Especially if I’m shot right out of the sky before I get the chance.
“Fire,” Valentine ordered, unmoved by her husband’s plight. An instant later, the first few crossbow bolts flew towards Fernan. Only hearing the order had given him enough time to anticipate it, cutting off the fire beneath him to plunge downward, then catching himself and Guy at the last moment.
Apparently that was close enough to the ground, though, since Lady Valvert already had an L-shaped protrusion emerging from the dirt, swinging with enough power to knock Fernan down and Guy out of his hands.
Wary of being trapped again, Fernan flipped over and rocketed towards Guy, but Michel had beaten him to it, holding the barrel of a pistol to Valvert’s temple. “How did it go?”

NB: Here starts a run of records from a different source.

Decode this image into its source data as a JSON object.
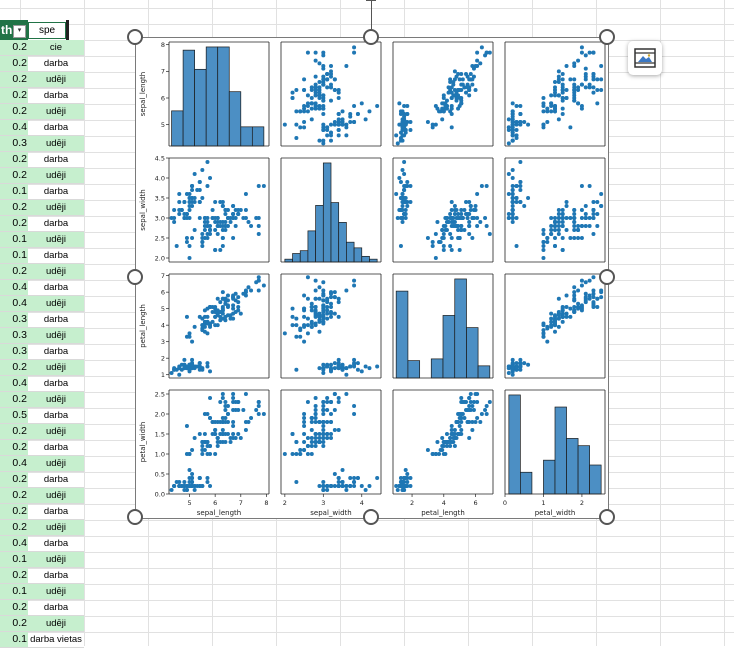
{
  "sheet": {
    "header_col1": "th",
    "header_col2": "spe",
    "filter_icon": "filter-dropdown-icon",
    "rows": [
      {
        "num": "0.2",
        "text": "cie"
      },
      {
        "num": "0.2",
        "text": "darba"
      },
      {
        "num": "0.2",
        "text": "udēji"
      },
      {
        "num": "0.2",
        "text": "darba"
      },
      {
        "num": "0.2",
        "text": "udēji"
      },
      {
        "num": "0.4",
        "text": "darba"
      },
      {
        "num": "0.3",
        "text": "udēji"
      },
      {
        "num": "0.2",
        "text": "darba"
      },
      {
        "num": "0.2",
        "text": "udēji"
      },
      {
        "num": "0.1",
        "text": "darba"
      },
      {
        "num": "0.2",
        "text": "udēji"
      },
      {
        "num": "0.2",
        "text": "darba"
      },
      {
        "num": "0.1",
        "text": "udēji"
      },
      {
        "num": "0.1",
        "text": "darba"
      },
      {
        "num": "0.2",
        "text": "udēji"
      },
      {
        "num": "0.4",
        "text": "darba"
      },
      {
        "num": "0.4",
        "text": "udēji"
      },
      {
        "num": "0.3",
        "text": "darba"
      },
      {
        "num": "0.3",
        "text": "udēji"
      },
      {
        "num": "0.3",
        "text": "darba"
      },
      {
        "num": "0.2",
        "text": "udēji"
      },
      {
        "num": "0.4",
        "text": "darba"
      },
      {
        "num": "0.2",
        "text": "udēji"
      },
      {
        "num": "0.5",
        "text": "darba"
      },
      {
        "num": "0.2",
        "text": "udēji"
      },
      {
        "num": "0.2",
        "text": "darba"
      },
      {
        "num": "0.4",
        "text": "udēji"
      },
      {
        "num": "0.2",
        "text": "darba"
      },
      {
        "num": "0.2",
        "text": "udēji"
      },
      {
        "num": "0.2",
        "text": "darba"
      },
      {
        "num": "0.2",
        "text": "udēji"
      },
      {
        "num": "0.4",
        "text": "darba"
      },
      {
        "num": "0.1",
        "text": "udēji"
      },
      {
        "num": "0.2",
        "text": "darba"
      },
      {
        "num": "0.1",
        "text": "udēji"
      },
      {
        "num": "0.2",
        "text": "darba"
      },
      {
        "num": "0.2",
        "text": "udēji"
      },
      {
        "num": "0.1",
        "text": "darba vietas"
      }
    ]
  },
  "image_format_icon": "picture-format-icon",
  "colors": {
    "accent": "#217346",
    "highlight": "#c6efce",
    "point": "#1f77b4",
    "bar": "#4c8fc4"
  },
  "chart_data": {
    "type": "scatter",
    "variables": [
      "sepal_length",
      "sepal_width",
      "petal_length",
      "petal_width"
    ],
    "ranges": {
      "sepal_length": [
        4.2,
        8.1
      ],
      "sepal_width": [
        1.9,
        4.5
      ],
      "petal_length": [
        0.8,
        7.1
      ],
      "petal_width": [
        0,
        2.6
      ]
    },
    "ticks": {
      "sepal_length": [
        5,
        6,
        7,
        8
      ],
      "sepal_width": [
        2.0,
        2.5,
        3.0,
        3.5,
        4.0,
        4.5
      ],
      "petal_length": [
        1,
        2,
        3,
        4,
        5,
        6,
        7
      ],
      "petal_width": [
        0.0,
        0.5,
        1.0,
        1.5,
        2.0,
        2.5
      ]
    },
    "xticks": {
      "sepal_length": [
        5,
        6,
        7,
        8
      ],
      "sepal_width": [
        2,
        3,
        4
      ],
      "petal_length": [
        2,
        4,
        6
      ],
      "petal_width": [
        0,
        1,
        2
      ]
    },
    "hist": {
      "sepal_length": {
        "edges": [
          4.3,
          4.75,
          5.2,
          5.65,
          6.1,
          6.55,
          7.0,
          7.45,
          7.9
        ],
        "counts": [
          11,
          30,
          24,
          31,
          31,
          17,
          6,
          6
        ]
      },
      "sepal_width": {
        "edges": [
          2.0,
          2.2,
          2.4,
          2.6,
          2.8,
          3.0,
          3.2,
          3.4,
          3.6,
          3.8,
          4.0,
          4.2,
          4.4
        ],
        "counts": [
          1,
          3,
          4,
          11,
          20,
          35,
          21,
          14,
          7,
          5,
          2,
          1
        ]
      },
      "petal_length": {
        "edges": [
          1.0,
          1.74,
          2.48,
          3.21,
          3.95,
          4.69,
          5.43,
          6.16,
          6.9
        ],
        "counts": [
          50,
          10,
          0,
          11,
          36,
          57,
          29,
          7
        ]
      },
      "petal_width": {
        "edges": [
          0.1,
          0.4,
          0.7,
          1.0,
          1.3,
          1.6,
          1.9,
          2.2,
          2.5
        ],
        "counts": [
          41,
          9,
          0,
          14,
          36,
          23,
          20,
          12
        ]
      }
    },
    "points": [
      [
        5.1,
        3.5,
        1.4,
        0.2
      ],
      [
        4.9,
        3.0,
        1.4,
        0.2
      ],
      [
        4.7,
        3.2,
        1.3,
        0.2
      ],
      [
        4.6,
        3.1,
        1.5,
        0.2
      ],
      [
        5.0,
        3.6,
        1.4,
        0.2
      ],
      [
        5.4,
        3.9,
        1.7,
        0.4
      ],
      [
        4.6,
        3.4,
        1.4,
        0.3
      ],
      [
        5.0,
        3.4,
        1.5,
        0.2
      ],
      [
        4.4,
        2.9,
        1.4,
        0.2
      ],
      [
        4.9,
        3.1,
        1.5,
        0.1
      ],
      [
        5.4,
        3.7,
        1.5,
        0.2
      ],
      [
        4.8,
        3.4,
        1.6,
        0.2
      ],
      [
        4.8,
        3.0,
        1.4,
        0.1
      ],
      [
        4.3,
        3.0,
        1.1,
        0.1
      ],
      [
        5.8,
        4.0,
        1.2,
        0.2
      ],
      [
        5.7,
        4.4,
        1.5,
        0.4
      ],
      [
        5.4,
        3.9,
        1.3,
        0.4
      ],
      [
        5.1,
        3.5,
        1.4,
        0.3
      ],
      [
        5.7,
        3.8,
        1.7,
        0.3
      ],
      [
        5.1,
        3.8,
        1.5,
        0.3
      ],
      [
        5.4,
        3.4,
        1.7,
        0.2
      ],
      [
        5.1,
        3.7,
        1.5,
        0.4
      ],
      [
        4.6,
        3.6,
        1.0,
        0.2
      ],
      [
        5.1,
        3.3,
        1.7,
        0.5
      ],
      [
        4.8,
        3.4,
        1.9,
        0.2
      ],
      [
        5.0,
        3.0,
        1.6,
        0.2
      ],
      [
        5.0,
        3.4,
        1.6,
        0.4
      ],
      [
        5.2,
        3.5,
        1.5,
        0.2
      ],
      [
        5.2,
        3.4,
        1.4,
        0.2
      ],
      [
        4.7,
        3.2,
        1.6,
        0.2
      ],
      [
        4.8,
        3.1,
        1.6,
        0.2
      ],
      [
        5.4,
        3.4,
        1.5,
        0.4
      ],
      [
        5.2,
        4.1,
        1.5,
        0.1
      ],
      [
        5.5,
        4.2,
        1.4,
        0.2
      ],
      [
        4.9,
        3.1,
        1.5,
        0.2
      ],
      [
        5.0,
        3.2,
        1.2,
        0.2
      ],
      [
        5.5,
        3.5,
        1.3,
        0.2
      ],
      [
        4.9,
        3.6,
        1.4,
        0.1
      ],
      [
        4.4,
        3.0,
        1.3,
        0.2
      ],
      [
        5.1,
        3.4,
        1.5,
        0.2
      ],
      [
        5.0,
        3.5,
        1.3,
        0.3
      ],
      [
        4.5,
        2.3,
        1.3,
        0.3
      ],
      [
        4.4,
        3.2,
        1.3,
        0.2
      ],
      [
        5.0,
        3.5,
        1.6,
        0.6
      ],
      [
        5.1,
        3.8,
        1.9,
        0.4
      ],
      [
        4.8,
        3.0,
        1.4,
        0.3
      ],
      [
        5.1,
        3.8,
        1.6,
        0.2
      ],
      [
        4.6,
        3.2,
        1.4,
        0.2
      ],
      [
        5.3,
        3.7,
        1.5,
        0.2
      ],
      [
        5.0,
        3.3,
        1.4,
        0.2
      ],
      [
        7.0,
        3.2,
        4.7,
        1.4
      ],
      [
        6.4,
        3.2,
        4.5,
        1.5
      ],
      [
        6.9,
        3.1,
        4.9,
        1.5
      ],
      [
        5.5,
        2.3,
        4.0,
        1.3
      ],
      [
        6.5,
        2.8,
        4.6,
        1.5
      ],
      [
        5.7,
        2.8,
        4.5,
        1.3
      ],
      [
        6.3,
        3.3,
        4.7,
        1.6
      ],
      [
        4.9,
        2.4,
        3.3,
        1.0
      ],
      [
        6.6,
        2.9,
        4.6,
        1.3
      ],
      [
        5.2,
        2.7,
        3.9,
        1.4
      ],
      [
        5.0,
        2.0,
        3.5,
        1.0
      ],
      [
        5.9,
        3.0,
        4.2,
        1.5
      ],
      [
        6.0,
        2.2,
        4.0,
        1.0
      ],
      [
        6.1,
        2.9,
        4.7,
        1.4
      ],
      [
        5.6,
        2.9,
        3.6,
        1.3
      ],
      [
        6.7,
        3.1,
        4.4,
        1.4
      ],
      [
        5.6,
        3.0,
        4.5,
        1.5
      ],
      [
        5.8,
        2.7,
        4.1,
        1.0
      ],
      [
        6.2,
        2.2,
        4.5,
        1.5
      ],
      [
        5.6,
        2.5,
        3.9,
        1.1
      ],
      [
        5.9,
        3.2,
        4.8,
        1.8
      ],
      [
        6.1,
        2.8,
        4.0,
        1.3
      ],
      [
        6.3,
        2.5,
        4.9,
        1.5
      ],
      [
        6.1,
        2.8,
        4.7,
        1.2
      ],
      [
        6.4,
        2.9,
        4.3,
        1.3
      ],
      [
        6.6,
        3.0,
        4.4,
        1.4
      ],
      [
        6.8,
        2.8,
        4.8,
        1.4
      ],
      [
        6.7,
        3.0,
        5.0,
        1.7
      ],
      [
        6.0,
        2.9,
        4.5,
        1.5
      ],
      [
        5.7,
        2.6,
        3.5,
        1.0
      ],
      [
        5.5,
        2.4,
        3.8,
        1.1
      ],
      [
        5.5,
        2.4,
        3.7,
        1.0
      ],
      [
        5.8,
        2.7,
        3.9,
        1.2
      ],
      [
        6.0,
        2.7,
        5.1,
        1.6
      ],
      [
        5.4,
        3.0,
        4.5,
        1.5
      ],
      [
        6.0,
        3.4,
        4.5,
        1.6
      ],
      [
        6.7,
        3.1,
        4.7,
        1.5
      ],
      [
        6.3,
        2.3,
        4.4,
        1.3
      ],
      [
        5.6,
        3.0,
        4.1,
        1.3
      ],
      [
        5.5,
        2.5,
        4.0,
        1.3
      ],
      [
        5.5,
        2.6,
        4.4,
        1.2
      ],
      [
        6.1,
        3.0,
        4.6,
        1.4
      ],
      [
        5.8,
        2.6,
        4.0,
        1.2
      ],
      [
        5.0,
        2.3,
        3.3,
        1.0
      ],
      [
        5.6,
        2.7,
        4.2,
        1.3
      ],
      [
        5.7,
        3.0,
        4.2,
        1.2
      ],
      [
        5.7,
        2.9,
        4.2,
        1.3
      ],
      [
        6.2,
        2.9,
        4.3,
        1.3
      ],
      [
        5.1,
        2.5,
        3.0,
        1.1
      ],
      [
        5.7,
        2.8,
        4.1,
        1.3
      ],
      [
        6.3,
        3.3,
        6.0,
        2.5
      ],
      [
        5.8,
        2.7,
        5.1,
        1.9
      ],
      [
        7.1,
        3.0,
        5.9,
        2.1
      ],
      [
        6.3,
        2.9,
        5.6,
        1.8
      ],
      [
        6.5,
        3.0,
        5.8,
        2.2
      ],
      [
        7.6,
        3.0,
        6.6,
        2.1
      ],
      [
        4.9,
        2.5,
        4.5,
        1.7
      ],
      [
        7.3,
        2.9,
        6.3,
        1.8
      ],
      [
        6.7,
        2.5,
        5.8,
        1.8
      ],
      [
        7.2,
        3.6,
        6.1,
        2.5
      ],
      [
        6.5,
        3.2,
        5.1,
        2.0
      ],
      [
        6.4,
        2.7,
        5.3,
        1.9
      ],
      [
        6.8,
        3.0,
        5.5,
        2.1
      ],
      [
        5.7,
        2.5,
        5.0,
        2.0
      ],
      [
        5.8,
        2.8,
        5.1,
        2.4
      ],
      [
        6.4,
        3.2,
        5.3,
        2.3
      ],
      [
        6.5,
        3.0,
        5.5,
        1.8
      ],
      [
        7.7,
        3.8,
        6.7,
        2.2
      ],
      [
        7.7,
        2.6,
        6.9,
        2.3
      ],
      [
        6.0,
        2.2,
        5.0,
        1.5
      ],
      [
        6.9,
        3.2,
        5.7,
        2.3
      ],
      [
        5.6,
        2.8,
        4.9,
        2.0
      ],
      [
        7.7,
        2.8,
        6.7,
        2.0
      ],
      [
        6.3,
        2.7,
        4.9,
        1.8
      ],
      [
        6.7,
        3.3,
        5.7,
        2.1
      ],
      [
        7.2,
        3.2,
        6.0,
        1.8
      ],
      [
        6.2,
        2.8,
        4.8,
        1.8
      ],
      [
        6.1,
        3.0,
        4.9,
        1.8
      ],
      [
        6.4,
        2.8,
        5.6,
        2.1
      ],
      [
        7.2,
        3.0,
        5.8,
        1.6
      ],
      [
        7.4,
        2.8,
        6.1,
        1.9
      ],
      [
        7.9,
        3.8,
        6.4,
        2.0
      ],
      [
        6.4,
        2.8,
        5.6,
        2.2
      ],
      [
        6.3,
        2.8,
        5.1,
        1.5
      ],
      [
        6.1,
        2.6,
        5.6,
        1.4
      ],
      [
        7.7,
        3.0,
        6.1,
        2.3
      ],
      [
        6.3,
        3.4,
        5.6,
        2.4
      ],
      [
        6.4,
        3.1,
        5.5,
        1.8
      ],
      [
        6.0,
        3.0,
        4.8,
        1.8
      ],
      [
        6.9,
        3.1,
        5.4,
        2.1
      ],
      [
        6.7,
        3.1,
        5.6,
        2.4
      ],
      [
        6.9,
        3.1,
        5.1,
        2.3
      ],
      [
        5.8,
        2.7,
        5.1,
        1.9
      ],
      [
        6.8,
        3.2,
        5.9,
        2.3
      ],
      [
        6.7,
        3.3,
        5.7,
        2.5
      ],
      [
        6.7,
        3.0,
        5.2,
        2.3
      ],
      [
        6.3,
        2.5,
        5.0,
        1.9
      ],
      [
        6.5,
        3.0,
        5.2,
        2.0
      ],
      [
        6.2,
        3.4,
        5.4,
        2.3
      ],
      [
        5.9,
        3.0,
        5.1,
        1.8
      ]
    ]
  }
}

“Turns out she’s a sage of the earth, which I didn’t even know was possible. But I’m alive and I got him. Hopefully Montrouge is safe too. He wasn’t harmed in the duel, but—”
“Details later.” He thrust the gibbering Count to Maxime, pulling his pistol free just as Lady Valvert landed in the courtyard on a descending platform of stone, crushing the people beneath her into the dirt.
“No, damn it!” No one was supposed to get hurt. Wildly optimistic, maybe, but it wasn’t like it had been impossible. And now one spiteful sister had ruined that, rightfully angry over something horrible Fernan had done when he’d felt like he had no other choice.
Just like today, he thought with a frown. Fernan sprang towards the earth sage, but she leaned back and away at just the right angle to dodge him, kicking up her feet to send the disc of stone hurtling towards Fernan.
How did she get so good at this so quickly? There weren’t even other earth sages to learn from.
Breathing heavily, Fernan jumped into the air anew to avoid being snared.
It wasn’t enough.
The castle walls closed around him like a book, crushing against him.
Lady Valvert was smirking as she closed them tighter.
Fernan could see jets of flame in green and yellow erupting in the sky above, either his eyes playing tricks or a battle between Mara and one of the other sages. He could see through the dust just fine, but he could feel it in every breath he took, causing him to choke.
Mixed with the dust, warm blood coated the courtyard, with at least ten bodies that Fernan could count buried under Valvert’s rubble. The guards of the gate were dead too, bleeding out from pistol wounds from the ambush.
The edges of his vision were dimming, each breath harder than the last, and there was far too much stone here to melt an escape, especially now that Valvert knew the trick. Still, he tried, since there was nothing else to do, pushing heat from every inch of his skin while his feet blasted solar flares into the stone. With his concentration, he could feel himself get burned at the ankle and wrist, then his thigh, as the heat splashed back.
But it wouldn’t be enough.
Valentine Valvert was high atop a pillar of stone, staring down at Fernan with undisguised satisfaction as she squeezed the life out of him.
I’m sorry, Fernan thought, a moment before he heard a crack of thunder.
A pistol.
They made it.
The plan had been for Maxime and Mom to lead the dozen or so Montaignards that were trained with pistols through Florette’s tunnel, being ready on hand in case the trial didn’t go well. Which they seemed so dead certain about, it’s annoying that this proved them right.
Valvert fell, the pillar retreating into the earth as her body slumped down. Fernan felt the pressure ease around him, and mustered the last of his strength to fire himself free of the stone’s embrace. Alive or dead, she was out of this fight.
As am I…
Fernan tried to pull himself to his feet, failed, and slumped into the dirt.